This WIP Wednesday, I have more than a few projects on the go.
Typical. There are now only 4 more days until Christmas and I still have not one, not two, but three projects to finish before the big day! Oh well, in a worst case scenario, the giftee will end up with a fully wrapped half finished project that I will happily continue to knit as the holidays come to a close.
My priority at the moment is finishing the beautiful Rift sweater that I started almost two weeks ago. It’s the perfect combination of mindless knitting and attention to detail.
My main concern is getting the sweater to fit properly. This poses a problem when it’s a gift, and you can’t exactly hold it up to the person you’ll be gifting it too and say, ‘does this fit?’. Ah, the risky business of holiday knitting.

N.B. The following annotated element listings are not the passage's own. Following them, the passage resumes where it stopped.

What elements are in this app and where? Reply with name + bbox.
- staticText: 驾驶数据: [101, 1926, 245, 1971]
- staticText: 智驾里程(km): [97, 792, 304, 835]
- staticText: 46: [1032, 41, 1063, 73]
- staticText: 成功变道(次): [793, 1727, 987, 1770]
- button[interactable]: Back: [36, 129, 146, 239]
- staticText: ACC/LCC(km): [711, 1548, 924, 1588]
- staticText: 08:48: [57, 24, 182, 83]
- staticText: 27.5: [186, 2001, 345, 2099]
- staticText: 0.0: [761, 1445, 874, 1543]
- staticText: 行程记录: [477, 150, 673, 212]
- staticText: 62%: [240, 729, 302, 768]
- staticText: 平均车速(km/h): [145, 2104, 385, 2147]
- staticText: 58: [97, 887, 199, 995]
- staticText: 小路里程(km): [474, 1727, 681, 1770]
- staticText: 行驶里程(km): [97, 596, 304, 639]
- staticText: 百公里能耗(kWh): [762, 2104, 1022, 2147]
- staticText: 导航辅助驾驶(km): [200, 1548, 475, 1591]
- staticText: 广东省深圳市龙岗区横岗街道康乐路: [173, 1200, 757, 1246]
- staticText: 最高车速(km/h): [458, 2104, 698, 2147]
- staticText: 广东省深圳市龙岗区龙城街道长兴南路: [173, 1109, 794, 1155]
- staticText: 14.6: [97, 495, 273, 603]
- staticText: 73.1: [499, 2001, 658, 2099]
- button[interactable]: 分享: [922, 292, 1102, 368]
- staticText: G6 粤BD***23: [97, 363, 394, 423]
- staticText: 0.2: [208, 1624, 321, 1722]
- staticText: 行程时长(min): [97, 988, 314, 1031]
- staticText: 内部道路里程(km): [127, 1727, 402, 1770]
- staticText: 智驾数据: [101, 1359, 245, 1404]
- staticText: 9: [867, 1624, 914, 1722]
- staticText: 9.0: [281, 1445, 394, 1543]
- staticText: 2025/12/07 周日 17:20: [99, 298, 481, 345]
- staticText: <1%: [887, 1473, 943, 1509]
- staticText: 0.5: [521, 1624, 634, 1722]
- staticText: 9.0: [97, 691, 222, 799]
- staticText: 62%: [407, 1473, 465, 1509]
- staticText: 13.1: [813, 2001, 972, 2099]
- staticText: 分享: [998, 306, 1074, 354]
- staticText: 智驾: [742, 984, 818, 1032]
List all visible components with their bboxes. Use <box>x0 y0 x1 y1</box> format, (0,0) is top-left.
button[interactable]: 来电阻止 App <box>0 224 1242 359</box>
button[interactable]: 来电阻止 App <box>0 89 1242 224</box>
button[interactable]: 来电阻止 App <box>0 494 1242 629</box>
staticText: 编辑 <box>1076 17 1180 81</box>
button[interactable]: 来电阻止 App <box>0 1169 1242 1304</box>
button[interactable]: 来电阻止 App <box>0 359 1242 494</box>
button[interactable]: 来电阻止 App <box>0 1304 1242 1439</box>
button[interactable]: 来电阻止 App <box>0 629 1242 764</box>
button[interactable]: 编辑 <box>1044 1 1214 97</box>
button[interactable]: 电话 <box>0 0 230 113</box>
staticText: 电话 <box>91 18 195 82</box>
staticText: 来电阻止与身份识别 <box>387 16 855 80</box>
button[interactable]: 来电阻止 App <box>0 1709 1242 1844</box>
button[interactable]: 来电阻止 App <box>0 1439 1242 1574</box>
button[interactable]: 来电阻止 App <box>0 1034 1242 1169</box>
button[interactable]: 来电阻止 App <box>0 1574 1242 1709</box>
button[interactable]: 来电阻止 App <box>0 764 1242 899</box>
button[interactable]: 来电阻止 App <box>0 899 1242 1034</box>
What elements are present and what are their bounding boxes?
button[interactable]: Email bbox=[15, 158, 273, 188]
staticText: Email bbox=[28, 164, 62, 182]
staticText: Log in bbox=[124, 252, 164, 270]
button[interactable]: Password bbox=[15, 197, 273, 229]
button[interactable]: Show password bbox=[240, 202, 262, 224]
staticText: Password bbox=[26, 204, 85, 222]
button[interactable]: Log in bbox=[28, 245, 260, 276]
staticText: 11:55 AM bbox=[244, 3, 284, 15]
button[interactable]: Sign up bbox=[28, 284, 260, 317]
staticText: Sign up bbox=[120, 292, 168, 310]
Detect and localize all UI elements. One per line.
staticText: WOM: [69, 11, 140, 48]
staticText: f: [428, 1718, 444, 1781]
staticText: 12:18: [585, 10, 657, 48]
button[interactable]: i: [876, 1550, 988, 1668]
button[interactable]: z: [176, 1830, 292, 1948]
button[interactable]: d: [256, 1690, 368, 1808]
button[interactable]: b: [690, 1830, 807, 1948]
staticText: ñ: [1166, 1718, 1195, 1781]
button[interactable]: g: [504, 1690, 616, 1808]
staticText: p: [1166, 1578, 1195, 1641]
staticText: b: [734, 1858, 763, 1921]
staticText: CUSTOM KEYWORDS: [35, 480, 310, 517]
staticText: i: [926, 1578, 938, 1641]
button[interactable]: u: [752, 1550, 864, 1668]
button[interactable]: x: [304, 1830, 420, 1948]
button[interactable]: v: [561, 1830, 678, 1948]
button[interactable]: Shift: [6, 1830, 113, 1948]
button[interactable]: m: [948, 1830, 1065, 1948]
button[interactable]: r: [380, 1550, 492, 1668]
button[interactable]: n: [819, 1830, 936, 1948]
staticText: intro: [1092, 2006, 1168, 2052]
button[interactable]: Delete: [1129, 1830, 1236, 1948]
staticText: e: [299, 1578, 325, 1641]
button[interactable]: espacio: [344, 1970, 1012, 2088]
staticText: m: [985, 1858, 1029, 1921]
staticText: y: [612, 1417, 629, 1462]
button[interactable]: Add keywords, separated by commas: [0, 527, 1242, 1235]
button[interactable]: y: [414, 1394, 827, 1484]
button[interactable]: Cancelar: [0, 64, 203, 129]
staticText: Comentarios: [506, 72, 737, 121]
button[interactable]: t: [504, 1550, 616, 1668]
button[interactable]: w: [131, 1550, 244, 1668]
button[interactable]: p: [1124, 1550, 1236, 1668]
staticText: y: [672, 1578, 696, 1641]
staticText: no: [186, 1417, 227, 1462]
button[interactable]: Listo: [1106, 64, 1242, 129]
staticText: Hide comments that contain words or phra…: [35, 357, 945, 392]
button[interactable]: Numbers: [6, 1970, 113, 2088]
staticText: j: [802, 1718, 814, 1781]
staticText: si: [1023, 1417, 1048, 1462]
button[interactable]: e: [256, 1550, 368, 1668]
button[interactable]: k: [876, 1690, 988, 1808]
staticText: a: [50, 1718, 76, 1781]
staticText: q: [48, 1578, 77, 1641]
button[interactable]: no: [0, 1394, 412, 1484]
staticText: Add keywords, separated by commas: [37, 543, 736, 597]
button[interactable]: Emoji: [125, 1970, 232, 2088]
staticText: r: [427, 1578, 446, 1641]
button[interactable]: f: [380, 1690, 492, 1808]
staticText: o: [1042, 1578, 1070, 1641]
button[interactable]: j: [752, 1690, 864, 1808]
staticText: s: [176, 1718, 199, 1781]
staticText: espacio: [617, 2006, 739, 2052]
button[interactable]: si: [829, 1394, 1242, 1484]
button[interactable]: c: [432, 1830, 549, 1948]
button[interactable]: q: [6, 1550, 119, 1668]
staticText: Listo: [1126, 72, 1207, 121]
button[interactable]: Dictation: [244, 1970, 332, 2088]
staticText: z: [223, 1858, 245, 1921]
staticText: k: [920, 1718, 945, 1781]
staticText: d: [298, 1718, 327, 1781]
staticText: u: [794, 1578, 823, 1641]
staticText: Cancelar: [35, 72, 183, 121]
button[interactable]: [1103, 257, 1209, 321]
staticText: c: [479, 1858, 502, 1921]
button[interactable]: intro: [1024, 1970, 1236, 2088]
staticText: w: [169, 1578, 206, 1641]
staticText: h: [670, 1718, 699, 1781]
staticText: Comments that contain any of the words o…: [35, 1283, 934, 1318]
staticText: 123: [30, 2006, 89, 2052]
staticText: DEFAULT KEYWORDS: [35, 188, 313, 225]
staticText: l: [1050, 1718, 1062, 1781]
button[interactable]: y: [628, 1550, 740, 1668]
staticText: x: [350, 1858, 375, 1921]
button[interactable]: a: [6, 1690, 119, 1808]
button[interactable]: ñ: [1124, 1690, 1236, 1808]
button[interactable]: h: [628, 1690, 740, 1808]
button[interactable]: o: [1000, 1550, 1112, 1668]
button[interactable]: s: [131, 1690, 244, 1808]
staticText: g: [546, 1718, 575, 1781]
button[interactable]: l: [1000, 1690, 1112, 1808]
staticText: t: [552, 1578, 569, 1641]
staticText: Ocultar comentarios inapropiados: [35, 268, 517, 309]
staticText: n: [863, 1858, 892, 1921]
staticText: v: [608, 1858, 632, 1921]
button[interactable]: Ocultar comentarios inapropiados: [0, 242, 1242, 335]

I’m also working on my first ever ‘test knit’. For those of you who haven’t heard of this before, a ‘test knit’ is exactly how it sounds. A knitwear designer sends out a call to all knitters interested in testing out a new pattern before it’s officially released. In return for testing the pattern and giving feedback, the knitter gets a copy of the final official pattern for free! Seeing as I was planning on knitting some socks for Christmas anyways, I decided to test knit Allison of Kniterations soon to be released Morganite sock pattern.
I had knit a few socks before, and was feeling fairly confident that this would be a breeze to knit! But without even realizing it, I ended up learning an entirely new sock heel technique: the short row heel.
Now, for all you non-knitters out there, you might want to skip this next part. It’s about to get a little bit technical.
You see, in all the socks I had knitted before, quite a few included the w&t (wrap and turn), when knitting the heel, which I had assumed was the very definition of ‘short rows’. I was blissfully unaware that the real short row heel technique involves no picking up stitches or increasing or decreasing! Once I had grasped the full concept, I was over-the-top amazed (something that only knitters will understand). I mean, look at this! Both the toe and the heel are knit exactly the same way. Allison also included in her pattern the perfect tutorial for those of you wanting to learn the short row heel technique. I have a feeling that this might soon become my go-to technique for knitting socks in the future.
For my third project I’ve decided to knit up another pair of Diyi mittens, now available to download for free on Ravelry! As I’m continuing to discover, the world of knitwear design is a never ending learning curve. Gauge and wool type have an enormous impact on the look of the final product. Part of the reason I decided to release my first pattern for free is because I realize there may be certain errors and ‘newbie mistakes’ that a more experienced knitwear designer would notice right away. I would love to hear your feedback on the pattern, and please share your progress on Instagram using #diyimittens!
My goal for next year is to release even more beautiful patterns, so if you’d like to receive special discounts in the future, make sure to subscribe to my newsletter.
Happy holidays everyone!
What are your last minute knitting projects to finish for the holidays and knitting goals for 2017?